Natural products have distinct characteristics compared to conventional synthetic molecules. They are distinguished by their structural diversity and complexity. In general, natural substances have a larger chemical structure, a greater number of sp3 carbon and oxygen, fewer nitrogen and halogen, a greater number of hydrogen bond acceptors and donors, higher hydrophilicity (a lower n-octanol-water partition ratio), and greater molecular rigidity than those of synthetic compounds [55][56]. Although the selection of raw materials of plants and animals for study is sometimes based on their traditional medicinal uses, this is not always the case; other characteristics, such as chemical diversity and the absence of previous studies, may also justify further study.
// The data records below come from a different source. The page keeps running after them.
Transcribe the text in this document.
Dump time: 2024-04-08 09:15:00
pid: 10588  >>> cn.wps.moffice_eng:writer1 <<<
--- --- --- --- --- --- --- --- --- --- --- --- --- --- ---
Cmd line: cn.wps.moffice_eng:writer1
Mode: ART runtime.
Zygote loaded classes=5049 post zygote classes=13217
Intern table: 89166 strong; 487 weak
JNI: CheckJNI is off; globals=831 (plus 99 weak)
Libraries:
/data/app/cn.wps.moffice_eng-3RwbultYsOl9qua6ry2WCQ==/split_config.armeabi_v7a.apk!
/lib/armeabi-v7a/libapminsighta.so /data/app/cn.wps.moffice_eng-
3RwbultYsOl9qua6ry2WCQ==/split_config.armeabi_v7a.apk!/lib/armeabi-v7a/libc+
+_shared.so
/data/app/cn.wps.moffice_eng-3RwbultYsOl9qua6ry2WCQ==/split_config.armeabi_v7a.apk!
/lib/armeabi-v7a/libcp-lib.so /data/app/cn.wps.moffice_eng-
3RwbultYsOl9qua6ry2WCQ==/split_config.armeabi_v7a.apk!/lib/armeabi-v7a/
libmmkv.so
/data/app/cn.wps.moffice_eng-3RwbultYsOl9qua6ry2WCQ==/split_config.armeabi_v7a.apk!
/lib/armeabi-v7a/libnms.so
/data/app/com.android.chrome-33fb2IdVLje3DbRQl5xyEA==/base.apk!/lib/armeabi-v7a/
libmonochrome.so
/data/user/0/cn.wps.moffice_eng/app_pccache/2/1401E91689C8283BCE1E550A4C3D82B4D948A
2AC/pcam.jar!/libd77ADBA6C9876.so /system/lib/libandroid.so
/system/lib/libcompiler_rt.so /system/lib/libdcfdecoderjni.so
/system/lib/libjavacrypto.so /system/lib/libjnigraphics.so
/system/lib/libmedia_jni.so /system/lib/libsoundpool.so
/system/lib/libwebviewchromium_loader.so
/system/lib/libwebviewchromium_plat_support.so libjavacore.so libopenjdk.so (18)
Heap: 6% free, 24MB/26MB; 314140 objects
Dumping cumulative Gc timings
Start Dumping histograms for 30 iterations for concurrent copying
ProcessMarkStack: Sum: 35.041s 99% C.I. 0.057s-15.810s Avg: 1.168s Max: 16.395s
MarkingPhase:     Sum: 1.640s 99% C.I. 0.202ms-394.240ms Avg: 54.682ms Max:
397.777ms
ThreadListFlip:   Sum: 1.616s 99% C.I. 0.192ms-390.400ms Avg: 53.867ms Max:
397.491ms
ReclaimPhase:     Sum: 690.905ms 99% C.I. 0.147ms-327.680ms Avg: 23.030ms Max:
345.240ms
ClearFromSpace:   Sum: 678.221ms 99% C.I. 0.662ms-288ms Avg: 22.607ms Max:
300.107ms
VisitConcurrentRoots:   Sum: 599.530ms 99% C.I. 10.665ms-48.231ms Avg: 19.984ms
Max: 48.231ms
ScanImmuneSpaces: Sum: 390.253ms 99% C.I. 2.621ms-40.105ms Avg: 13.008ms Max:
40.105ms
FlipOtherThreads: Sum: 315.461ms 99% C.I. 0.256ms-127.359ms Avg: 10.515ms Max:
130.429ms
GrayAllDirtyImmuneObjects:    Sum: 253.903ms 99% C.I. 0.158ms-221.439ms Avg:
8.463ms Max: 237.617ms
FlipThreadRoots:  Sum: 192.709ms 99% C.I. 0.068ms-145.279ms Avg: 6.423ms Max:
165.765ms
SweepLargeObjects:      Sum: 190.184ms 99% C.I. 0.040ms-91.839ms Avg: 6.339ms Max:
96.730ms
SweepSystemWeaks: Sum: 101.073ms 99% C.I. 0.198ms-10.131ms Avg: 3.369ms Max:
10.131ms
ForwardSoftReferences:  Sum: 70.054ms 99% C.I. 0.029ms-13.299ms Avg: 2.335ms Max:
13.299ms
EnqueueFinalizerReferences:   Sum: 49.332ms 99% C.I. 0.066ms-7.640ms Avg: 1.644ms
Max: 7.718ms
Numerous natural products have been reported to possess a variety of intriguing and important biological activities, including antioxidant, antimicrobial, antiparasitic, anti-inflammatory, anti-diabetic, and antiproliferative [57].
Natural products for human sustenance are typically extracted using aqueous ethanol, aqueous glycerin, or hot water as extracting solvents. Due to their respective boiling points, removing ethanol is difficult, removing water is more difficult, and removing glycerin is the most difficult. In addition, water extracts are inherently unstable and contain polar components that impede chemical analysis [58]. Standardized extracts or products contain specific amounts of chemical constituents. Standardization involving multiple analytical methods, including hyphenated techniques, provides information that could be beneficial for selecting and adjusting dosages [59][60]. Standardized extracts may contain fewer chemical constituents than non-standardized extracts, as the process of increasing concentrations of some constituents may entail extraction techniques that reduce extract complexity. 
Natural product extracts must contain various contaminants, including heavy metals, pesticides, residual solvents, fungal spores, toxins, or pathogens, within permissible limits [61]. Certain contaminants can only be detected using specialized analytical procedures. GC-MS, for example, is suitable for the analysis of particular pesticides and residual solvents, but it is insensitive to a large number of non-volatile contaminants [62].